Monday, November 9, 2009

Credit crunch? So what's new?

15 Jan 2009
As much as financially over-extended westerners might be worrying about the thought of tougher economic times ahead, with borrowing becoming more difficult (and many of us aren't even too concerned about this prospect yet), my days chatting with coffee farmers here in Guatemala are providing me with a timely reminder of what a more permanent lack of access to credit looks like.

At Trade Aid, we've long realised just how critical (lack of) access to finance is to very small-scale producers. With loans either unavailable or else exorbitantly expensive to most of the people who produce the things we buy, our willingness to offer advance payments is acutely appreciated by the groups we trade with.

Here in Central America, coffee farmers appear to be experiencing their worst growing season in decades. The 'tiempo loco' (crazy weather) has blown coffee off many trees, while in more sheltered areas lack of regular sunshine has allowed the spread of a coffee leaf spot disease known locally as 'ojo de gallo' ('rooster eye') that has reduced the harvest by around one third, and in other places the sheer variability of sun and rain has wrought havoc with the flowering and fruiting of coffee trees and thus hampered the crop considerably.

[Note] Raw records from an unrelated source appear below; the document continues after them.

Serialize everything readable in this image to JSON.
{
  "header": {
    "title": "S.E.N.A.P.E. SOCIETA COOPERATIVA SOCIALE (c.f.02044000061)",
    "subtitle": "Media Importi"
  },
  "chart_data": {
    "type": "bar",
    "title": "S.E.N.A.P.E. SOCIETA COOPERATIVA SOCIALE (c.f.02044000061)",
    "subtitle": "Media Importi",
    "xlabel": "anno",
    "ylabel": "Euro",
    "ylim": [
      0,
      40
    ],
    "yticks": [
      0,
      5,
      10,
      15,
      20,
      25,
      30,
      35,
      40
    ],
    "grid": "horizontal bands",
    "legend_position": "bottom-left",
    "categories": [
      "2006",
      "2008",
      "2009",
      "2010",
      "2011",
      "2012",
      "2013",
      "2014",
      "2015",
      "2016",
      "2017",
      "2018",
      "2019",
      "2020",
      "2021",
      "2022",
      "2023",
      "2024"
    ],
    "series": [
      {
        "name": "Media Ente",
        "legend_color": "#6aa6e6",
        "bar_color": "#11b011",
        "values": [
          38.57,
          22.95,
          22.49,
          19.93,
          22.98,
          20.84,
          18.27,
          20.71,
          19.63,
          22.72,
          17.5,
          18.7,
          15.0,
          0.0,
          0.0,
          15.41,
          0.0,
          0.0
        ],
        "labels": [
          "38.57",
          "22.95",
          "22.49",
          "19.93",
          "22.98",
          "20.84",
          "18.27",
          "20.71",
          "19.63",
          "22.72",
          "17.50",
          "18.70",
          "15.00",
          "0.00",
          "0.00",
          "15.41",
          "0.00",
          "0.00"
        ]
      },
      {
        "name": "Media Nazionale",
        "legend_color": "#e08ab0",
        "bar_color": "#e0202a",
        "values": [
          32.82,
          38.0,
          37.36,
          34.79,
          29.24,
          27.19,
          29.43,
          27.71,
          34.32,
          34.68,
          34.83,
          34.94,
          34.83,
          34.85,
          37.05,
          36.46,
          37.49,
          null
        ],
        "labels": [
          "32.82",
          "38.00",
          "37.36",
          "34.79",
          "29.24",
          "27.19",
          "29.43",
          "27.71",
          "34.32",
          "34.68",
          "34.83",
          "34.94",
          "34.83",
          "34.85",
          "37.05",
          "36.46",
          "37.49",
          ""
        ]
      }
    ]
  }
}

Farmers at Guaya'b, whom we buy from, are feeling the pinch. Frustratingly for them, they also know that the lower incomes they are are going get this year for their coffee will inhibit their ability to recover in the future. They won't have the capital required to make improvements in time for next year's harvest and nor can they expect to tackle the much more expensive job of replacing their aging or diseased trees. Many of the coffee trees in this part of the world are now 30 or 40 years old, and are well past their best producing years. But the short term cost of replacing these trees is considerable. Farmers could chop them down and replace them entirely (which would better in the long term, but is quite costly in the short term due to the amount of fertiliser a young seedling requires, on top of the loss of production for the three years that a replacement tree would need before it would bear fruit.) Or, they can cut back existing trees and wait for them to produce coffee from new growth (they'd still lose three years of production, but would have fewer short-term costs. On the other hand, the tree would already be old and less rigorous than a new plant in the longer term).

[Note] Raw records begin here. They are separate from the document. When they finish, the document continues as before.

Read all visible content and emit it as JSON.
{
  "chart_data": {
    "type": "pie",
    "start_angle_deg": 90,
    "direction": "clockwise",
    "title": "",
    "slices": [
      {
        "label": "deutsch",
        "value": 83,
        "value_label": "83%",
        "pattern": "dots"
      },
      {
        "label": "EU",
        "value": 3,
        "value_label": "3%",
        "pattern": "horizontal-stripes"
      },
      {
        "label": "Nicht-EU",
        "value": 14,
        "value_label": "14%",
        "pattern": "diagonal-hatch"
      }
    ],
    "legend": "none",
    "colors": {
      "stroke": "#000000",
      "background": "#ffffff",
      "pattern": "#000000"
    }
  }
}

So, what to do? We've spent a lot of time discussing this. For now, farmers are resigned to an ongoing loss of production in an average year. Maybe at Trade Aid we can help provide more funding for tree replacement, a job we started this year with the co-op but on a small scale, and which we know would require an awful lot more money to do properly. The farmers we spoke with were quite happy to receive a soft loan for this task, for repayment over 5-10 years, but for most they know that this is a pipe dream. In practice most will shoulder on in the knowledge that their trees are dying, and that they have few viable options for other income at their stage in life.